Last month we noted the post-summer implosion of US gasoline markets and the risks it posed for the oil complex. This eventually manifested in a spectacular decline in WTI, as refiners shunning crude in the mid-continent translated to faster-than-forecast US crude builds.
Brent was not spared – as may have been the case in previous years – as the possibility to arbitrage US crude into the Brent screen has made these global crude benchmarks fundamentally more interconnected than at any time in recent history.
As November ends, Brent and WTI are considerably weaker contracts than they were at the start of the month, trading around $80/bbl and $75/bbl respectively. The time-spread weakness is more pronounced, with prompt WTI currently trading in contango (Jan/Feb is -23c/bbl) and Brent only slightly backward.
However, strength in Asian crude grades, particularly Murban, is tempering bearishness at these levels. Furthermore, a lot of the geopolitical risk premium has come out of the flat price, given the violence in the Middle East has not spread further afield in the way that some had anticipated. Crude traders’ eyes are now focused on the postponed OPEC+ meeting on November 30th, which was originally scheduled for last week.
In clean products, there are signs of underlying fundamental strength in the market that should ensure the oil complex remains supported from these levels now into year-end no matter what the outcome of the OPEC+ discussions are. Gasoline has surprised with its stubborn push higher, Naphtha has bounced back from the dead, and Distillate markets suddenly look too cheap versus other fractions of the barrel.

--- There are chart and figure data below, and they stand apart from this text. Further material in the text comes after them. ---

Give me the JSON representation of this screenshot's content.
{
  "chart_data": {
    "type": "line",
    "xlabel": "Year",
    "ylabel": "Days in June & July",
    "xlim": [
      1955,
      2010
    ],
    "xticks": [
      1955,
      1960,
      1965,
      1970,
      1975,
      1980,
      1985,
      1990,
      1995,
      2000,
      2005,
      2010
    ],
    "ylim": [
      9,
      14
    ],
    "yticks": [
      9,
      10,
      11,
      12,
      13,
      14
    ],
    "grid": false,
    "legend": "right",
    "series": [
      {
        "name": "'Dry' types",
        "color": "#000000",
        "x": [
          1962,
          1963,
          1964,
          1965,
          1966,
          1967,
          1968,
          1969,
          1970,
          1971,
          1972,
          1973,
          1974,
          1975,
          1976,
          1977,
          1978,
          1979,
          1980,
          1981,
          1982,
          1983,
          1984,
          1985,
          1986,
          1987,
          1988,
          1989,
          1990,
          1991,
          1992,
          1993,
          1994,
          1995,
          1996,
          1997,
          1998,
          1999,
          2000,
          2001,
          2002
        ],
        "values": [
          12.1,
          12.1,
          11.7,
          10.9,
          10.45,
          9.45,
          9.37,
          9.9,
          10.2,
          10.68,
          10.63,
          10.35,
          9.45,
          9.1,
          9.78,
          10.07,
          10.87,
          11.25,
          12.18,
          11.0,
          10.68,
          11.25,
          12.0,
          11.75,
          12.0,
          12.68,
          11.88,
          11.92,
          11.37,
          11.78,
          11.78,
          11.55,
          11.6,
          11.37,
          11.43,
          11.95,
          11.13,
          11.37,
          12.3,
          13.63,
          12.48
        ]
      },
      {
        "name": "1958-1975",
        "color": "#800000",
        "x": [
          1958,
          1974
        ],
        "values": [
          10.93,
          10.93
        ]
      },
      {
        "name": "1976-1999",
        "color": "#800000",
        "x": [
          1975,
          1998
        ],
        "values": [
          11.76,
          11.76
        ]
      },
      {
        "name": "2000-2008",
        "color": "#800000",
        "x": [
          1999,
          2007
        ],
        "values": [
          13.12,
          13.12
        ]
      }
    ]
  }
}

Gasoline rebounded handsomely from its mid-October lows. Dec/Jan Ebob has rallied from virtually flat to +$8.00/MT, while the Dec Ebob Crack has bounced $5/bbl from its lows. This is a big support for European margins and will ensure that refineries remain incentivised to run and produce light ends into the winter months. Naphtha has also enjoyed somewhat of a renaissance albeit from very low levels, with winter spreads in ARA now solidly backward, following a spike in the strength of Eastern Naphtha markets.
Distillates had a relatively tepid month by their standards, with time structure overall weakening under the weight of the crude sell off and December cracks seesawing mainly between $26/bbl and $29/bbl. Light ends have outperformed in recent weeks, however as we have said all year stock levels are just too low for distillates to weaken meaningfully, particularly with winter on the horizon.
While ARA gasoil stocks have built a smidge, the strength in the NWE CIF markets should ensure the pricing centre receives only essential re-supply volume in December as inbound cargos have more profitable markets to go to. High sulphur gasoil, although increasingly illiquid on paper, is also an area to keep an eye on. We have seen an uptick in the buying interest for 0.1% Barges and 0.1% CIF Med, which will eventually be another support for diesel. Jet is also now trading over diesel in NWE and Singapore which will incentivise refiners to maximise Jet make, further reducing diesel supply over the next few months.